Microsoft Exchange 5.0 hat ein Sicherheitsproblem, das es an

Microsoft Exchange 5.0 hat ein Sicherheitsproblem, das es anfällig gegen moderne Viren und Würmer macht: Es besitzt keine direkte Schnittstelle zu Virenscannern. Infizierte Mail wird daher nicht bei ihrer Ankunft überprüft, sondern erst, nachdem sie bereits ins Postfach des Empfängers ausgeliefert wurde.

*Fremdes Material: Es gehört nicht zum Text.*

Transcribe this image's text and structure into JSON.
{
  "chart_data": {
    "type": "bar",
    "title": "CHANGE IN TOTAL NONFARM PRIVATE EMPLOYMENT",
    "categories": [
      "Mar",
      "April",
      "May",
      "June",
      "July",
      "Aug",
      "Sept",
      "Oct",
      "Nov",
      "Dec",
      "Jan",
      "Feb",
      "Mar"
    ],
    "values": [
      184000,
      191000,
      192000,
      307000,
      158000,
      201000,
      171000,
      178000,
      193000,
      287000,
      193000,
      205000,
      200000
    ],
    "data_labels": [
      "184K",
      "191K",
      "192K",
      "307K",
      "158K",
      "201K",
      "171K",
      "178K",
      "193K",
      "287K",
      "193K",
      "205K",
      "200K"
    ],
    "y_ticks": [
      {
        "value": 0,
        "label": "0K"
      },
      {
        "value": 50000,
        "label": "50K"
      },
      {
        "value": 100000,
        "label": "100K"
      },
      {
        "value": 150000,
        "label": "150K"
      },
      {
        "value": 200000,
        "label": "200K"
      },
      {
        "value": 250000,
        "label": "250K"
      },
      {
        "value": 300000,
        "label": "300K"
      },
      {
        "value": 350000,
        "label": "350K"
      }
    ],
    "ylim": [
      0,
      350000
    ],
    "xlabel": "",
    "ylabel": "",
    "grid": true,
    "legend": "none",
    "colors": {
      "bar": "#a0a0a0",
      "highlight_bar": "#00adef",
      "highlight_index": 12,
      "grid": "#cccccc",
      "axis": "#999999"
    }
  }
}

Daher kann es dazu kommen, dass Benutzer infizierte Dokumente zugestellt bekommen und Öffnen, die der installierte Virenscanner eigentlich erkennen und von ihnen fernhalten würde. Weil Exchange die gefährlichen Dateien aber nicht schnell genug an den Scanner weiterleitet, ist er praktisch wirkungslos.

Dieser Effekt tritt vor allem auf, wenn viel Mail zu bewältigen ist. Indem sie sich sofort an Dutzende anderer Mail-Empfänger versenden, bewirken die immer zahlreicheren Viren und Würmer, die sich nach dem Vorbild von Melissa (http://www.pcwelt.de/viren/showvirus.asp?id=122) verbreiten, dass das Mailaufkommen durch die Infektion wie bei einer Epidemie sprunghaft ansteigt. Dies führt dazu, dass die Virenscanner von Exchange gerade dann ausgebremst werden, wenn sie am nötigsten gebraucht würden.

Die von Microsoft in Exchange 5.5 (Service Pack 3) bereitgestellte Verbesserung behebt das Problem nicht wirklich. Denn der Scanner kann nur auf das Mail-Attachment zugreifen und die Weiterleitung blockieren. Auf die Mail selbst und deren Inhalt hat er keinen Zugriff.

Erst die Version 2000 wird das Leck komplett stopfen. Bis dahin hilft es, dem Mail-Server ausreichend Ressourcen zur Verfügung zu stellen. (PC-WELT, 07.01.2000, am)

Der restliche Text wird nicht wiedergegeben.